Porque todos los hombres serán poetas. ¿No entienden, tarados? Esta es la
chispa madre. Dentro de un instante volarán por el aire todas las instalaciones
de La Pirotecnia. Den-tro
de un instante seremos el monumento negativo: no un panteón, un agujero. Y, de
acá a cien años, pondrán una placa recordatoria en el fondo. Una placa con el
nombre de todos nosotros.
Núñez, con ambos brazos
levantados, seguía descargando estrepitosamente la pistola. Como copos de
nieve, caían, desde el cielo raso agujereado, blanquísimos trozos de yeso. Era
el momento sublime, sinfónico. De pronto, también los ojos de los jefes
empezaron a brillar de felicidad. Los del suelo se habían puesto de pie.
—Así me gusta, que
entiendan. Las hecatombes no necesitan más que una chispita para propagar el
fuego propiciatorio: ¡nosotros somos esa chispita! Veo la felicidad en todos
los rostros. ¡Adelante, hermanos! Hermanos, sí. Muramos.
En efecto, la felicidad
de todos los rostros, en especial la de los jefes ahora, iba en aumento.
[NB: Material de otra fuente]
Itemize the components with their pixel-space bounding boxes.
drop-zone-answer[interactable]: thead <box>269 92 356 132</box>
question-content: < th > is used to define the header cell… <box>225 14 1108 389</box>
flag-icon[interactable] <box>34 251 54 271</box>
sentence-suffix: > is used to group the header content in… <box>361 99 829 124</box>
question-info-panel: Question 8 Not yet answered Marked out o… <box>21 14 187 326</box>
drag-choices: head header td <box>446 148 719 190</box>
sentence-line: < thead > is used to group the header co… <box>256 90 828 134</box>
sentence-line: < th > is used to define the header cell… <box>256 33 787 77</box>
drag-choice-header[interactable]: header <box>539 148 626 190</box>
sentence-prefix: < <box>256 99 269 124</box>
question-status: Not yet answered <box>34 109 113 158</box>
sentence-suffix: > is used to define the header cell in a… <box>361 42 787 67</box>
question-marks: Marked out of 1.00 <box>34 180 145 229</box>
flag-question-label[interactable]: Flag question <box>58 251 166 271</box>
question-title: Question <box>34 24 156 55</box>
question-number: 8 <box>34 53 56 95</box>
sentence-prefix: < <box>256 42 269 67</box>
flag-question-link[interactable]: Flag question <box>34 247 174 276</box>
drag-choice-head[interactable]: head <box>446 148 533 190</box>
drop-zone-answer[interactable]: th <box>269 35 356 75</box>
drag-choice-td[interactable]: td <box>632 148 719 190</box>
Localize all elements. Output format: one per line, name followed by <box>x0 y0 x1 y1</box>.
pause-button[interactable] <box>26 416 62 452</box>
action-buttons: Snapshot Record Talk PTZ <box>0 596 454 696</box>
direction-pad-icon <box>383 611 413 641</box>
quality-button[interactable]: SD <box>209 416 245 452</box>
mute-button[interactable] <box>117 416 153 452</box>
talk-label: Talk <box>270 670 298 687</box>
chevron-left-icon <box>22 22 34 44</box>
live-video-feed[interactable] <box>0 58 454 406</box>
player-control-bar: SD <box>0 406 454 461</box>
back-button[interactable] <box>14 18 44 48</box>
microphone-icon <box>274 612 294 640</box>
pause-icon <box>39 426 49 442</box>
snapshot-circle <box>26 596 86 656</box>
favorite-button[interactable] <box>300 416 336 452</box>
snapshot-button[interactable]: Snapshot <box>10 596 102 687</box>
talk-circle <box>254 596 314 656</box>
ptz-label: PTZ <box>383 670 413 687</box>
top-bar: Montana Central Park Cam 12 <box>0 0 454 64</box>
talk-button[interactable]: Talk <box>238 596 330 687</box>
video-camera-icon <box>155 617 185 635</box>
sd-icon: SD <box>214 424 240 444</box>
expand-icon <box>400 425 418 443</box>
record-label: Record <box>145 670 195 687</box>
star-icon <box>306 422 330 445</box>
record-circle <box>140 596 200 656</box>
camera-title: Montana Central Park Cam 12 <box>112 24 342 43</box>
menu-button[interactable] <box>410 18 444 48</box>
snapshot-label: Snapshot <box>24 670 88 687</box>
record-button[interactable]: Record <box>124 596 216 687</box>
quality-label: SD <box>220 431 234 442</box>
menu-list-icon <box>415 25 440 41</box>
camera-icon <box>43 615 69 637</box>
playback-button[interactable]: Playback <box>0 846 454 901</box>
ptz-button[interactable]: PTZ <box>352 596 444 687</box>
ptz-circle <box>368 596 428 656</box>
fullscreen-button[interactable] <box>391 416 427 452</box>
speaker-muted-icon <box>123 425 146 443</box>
Alcanzó su paroxismo cuando los diez policías y los empleados del Vieytes
entraron por la puerta vaivén. La operación fue breve: varios puñetazos, un
chaleco de fuerza, el atraso del mecanismo de la bomba, su posterior
inutilización y el barrido del piso.
Perdiguero palmeaba a Di
Virgilio. El muchacho, sin embargo, no parecía satisfecho. Por fin, Parsimón le
dijo:
—En retribución al
servicio que le ha prestado a la compañía, desde el mes que viene recibirá
doscientos pesos de aumento.
Raimundi le silbó algo
al oído. Parsimón dijo:
—Ochenta pesos de
aumento.
Se daban las manos.
Todos sonreían.
—Y ahora, a trabajar —quien
hablaba era el gerente—. Porque ya lo ven: sólo el cumplimiento del deber da
buenos frutos. Nuestro compañero Núñez durante dieciocho años fue un empleado excelente,
un hombre respetable, y una sola llegada tarde, la única de su vida, bastó para
trastornarlo.
Di Virgilio parecía
triste, se miraba fijamente el dedo mayor. Después irguió la espalda. Las
máquinas empezaron a teclear a sesenta palabras por minuto.